The white paper calls for the elimination of the tax credit for individuals with incomes over $50,000 or families with incomes over $100,000 per year. Tax credits for high-income families, it said, are “inefficient at best and morally questionable at worst.”

Most of the suggestions have been put forward before by think tanks or panels on the future of financial aid. But while many are considered likely to funnel more federal money toward students who are in the most need of help, the group didn’t explain how many would encourage college completion rather than further improving access — the overarching goal of the Gates Foundation’s involvement.

The report did include two proposals aimed squarely at completion. One was a revival of the short-lived “year-round” Pell Grant, a program that allowed students to get an additional grant for summer study before it was cut for budgetary reasons in 2011. The other was a proposal to distribute campus-based aid, such as the Perkins student loan or Supplemental Educational Opportunity Grants, based on a competitive formula that takes into account the number of low-income students that a college enrolls and graduates compared to its peers.

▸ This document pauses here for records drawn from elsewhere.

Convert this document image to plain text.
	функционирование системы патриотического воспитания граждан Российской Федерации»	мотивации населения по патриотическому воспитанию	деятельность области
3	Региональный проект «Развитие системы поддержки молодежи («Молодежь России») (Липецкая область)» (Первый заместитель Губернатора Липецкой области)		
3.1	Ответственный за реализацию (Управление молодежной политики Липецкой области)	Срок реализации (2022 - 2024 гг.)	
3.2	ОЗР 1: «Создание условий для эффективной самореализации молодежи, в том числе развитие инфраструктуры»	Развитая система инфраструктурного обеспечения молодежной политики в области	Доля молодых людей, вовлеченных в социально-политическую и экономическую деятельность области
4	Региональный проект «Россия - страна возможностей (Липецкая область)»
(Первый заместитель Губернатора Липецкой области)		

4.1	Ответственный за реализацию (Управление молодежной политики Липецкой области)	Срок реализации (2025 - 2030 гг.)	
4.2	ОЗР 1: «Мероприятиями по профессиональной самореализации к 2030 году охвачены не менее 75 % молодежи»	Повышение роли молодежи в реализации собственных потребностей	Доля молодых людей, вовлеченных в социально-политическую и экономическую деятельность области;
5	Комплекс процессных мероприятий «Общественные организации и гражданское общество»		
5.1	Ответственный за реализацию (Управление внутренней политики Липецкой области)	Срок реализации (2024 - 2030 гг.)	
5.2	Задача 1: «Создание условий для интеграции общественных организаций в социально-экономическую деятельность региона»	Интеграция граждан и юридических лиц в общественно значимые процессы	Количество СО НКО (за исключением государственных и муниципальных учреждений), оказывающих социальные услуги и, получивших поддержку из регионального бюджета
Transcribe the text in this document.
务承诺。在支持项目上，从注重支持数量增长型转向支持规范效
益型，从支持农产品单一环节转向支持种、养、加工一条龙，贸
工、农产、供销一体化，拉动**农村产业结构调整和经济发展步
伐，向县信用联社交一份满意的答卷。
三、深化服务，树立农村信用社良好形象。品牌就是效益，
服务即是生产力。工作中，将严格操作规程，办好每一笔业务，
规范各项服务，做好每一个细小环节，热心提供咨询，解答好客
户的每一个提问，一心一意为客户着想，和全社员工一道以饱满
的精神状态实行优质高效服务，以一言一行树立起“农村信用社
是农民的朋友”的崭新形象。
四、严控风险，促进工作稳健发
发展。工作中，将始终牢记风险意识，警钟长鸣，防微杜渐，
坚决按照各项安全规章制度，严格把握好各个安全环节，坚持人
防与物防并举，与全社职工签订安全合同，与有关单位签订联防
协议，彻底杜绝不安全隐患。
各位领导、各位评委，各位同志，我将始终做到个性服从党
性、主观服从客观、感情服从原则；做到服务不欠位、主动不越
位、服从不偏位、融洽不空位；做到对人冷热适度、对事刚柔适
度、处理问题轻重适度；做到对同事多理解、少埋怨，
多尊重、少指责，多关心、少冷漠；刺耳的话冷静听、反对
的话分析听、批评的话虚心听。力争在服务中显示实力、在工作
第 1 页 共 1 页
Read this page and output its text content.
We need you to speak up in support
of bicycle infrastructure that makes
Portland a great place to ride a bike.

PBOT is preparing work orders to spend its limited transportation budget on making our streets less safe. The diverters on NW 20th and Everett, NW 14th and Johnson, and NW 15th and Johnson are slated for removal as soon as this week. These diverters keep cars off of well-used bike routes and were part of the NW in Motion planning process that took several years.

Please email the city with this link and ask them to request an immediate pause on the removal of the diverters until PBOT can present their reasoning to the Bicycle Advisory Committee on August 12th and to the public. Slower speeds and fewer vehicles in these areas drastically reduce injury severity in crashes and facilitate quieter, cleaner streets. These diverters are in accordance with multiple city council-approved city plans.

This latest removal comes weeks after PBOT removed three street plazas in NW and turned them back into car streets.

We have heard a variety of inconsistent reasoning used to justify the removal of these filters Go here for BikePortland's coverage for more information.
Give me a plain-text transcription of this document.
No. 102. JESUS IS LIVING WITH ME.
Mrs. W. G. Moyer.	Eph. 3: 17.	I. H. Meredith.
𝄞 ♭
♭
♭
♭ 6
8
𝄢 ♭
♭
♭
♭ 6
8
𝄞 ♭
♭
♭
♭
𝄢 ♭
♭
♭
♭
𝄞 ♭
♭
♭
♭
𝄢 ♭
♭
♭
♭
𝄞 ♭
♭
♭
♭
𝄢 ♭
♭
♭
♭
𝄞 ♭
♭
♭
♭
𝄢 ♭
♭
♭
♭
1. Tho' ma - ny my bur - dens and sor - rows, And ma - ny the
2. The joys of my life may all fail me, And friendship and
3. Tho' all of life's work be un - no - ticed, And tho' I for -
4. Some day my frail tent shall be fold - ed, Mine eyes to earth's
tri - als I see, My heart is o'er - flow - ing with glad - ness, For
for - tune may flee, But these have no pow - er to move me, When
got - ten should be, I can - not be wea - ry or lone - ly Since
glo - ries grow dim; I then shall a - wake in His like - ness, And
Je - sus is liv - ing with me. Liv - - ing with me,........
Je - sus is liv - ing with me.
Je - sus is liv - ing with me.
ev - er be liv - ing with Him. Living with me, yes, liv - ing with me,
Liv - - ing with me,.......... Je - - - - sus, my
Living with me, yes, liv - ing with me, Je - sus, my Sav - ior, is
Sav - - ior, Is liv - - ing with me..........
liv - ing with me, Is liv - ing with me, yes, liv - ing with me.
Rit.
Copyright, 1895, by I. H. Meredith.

Campus-based aid is currently awarded based on several factors, the most significant among them the college’s history with the campus-based aid programs.

That proposal could bring “lots of pain for very little gain,” wrote Bill Goggin, executive director of the Advisory Committee on Student Financial Assistance, an independent committee that provides advice to Congress on student aid policy, in an e-mail to Inside Higher Ed.

Goggin, who has called for a framework to easily judge the impact of proposed changes to financial aid, said that awarding campus-based aid based on completion would create hassle but little substantive change, because the differences between peers would be so small as to have a minimal impact on how money is distributed.

More Gates-funded research on higher education is expected to roll in over the coming weeks: all 15 white papers should be issued by the end of January, according to the foundation.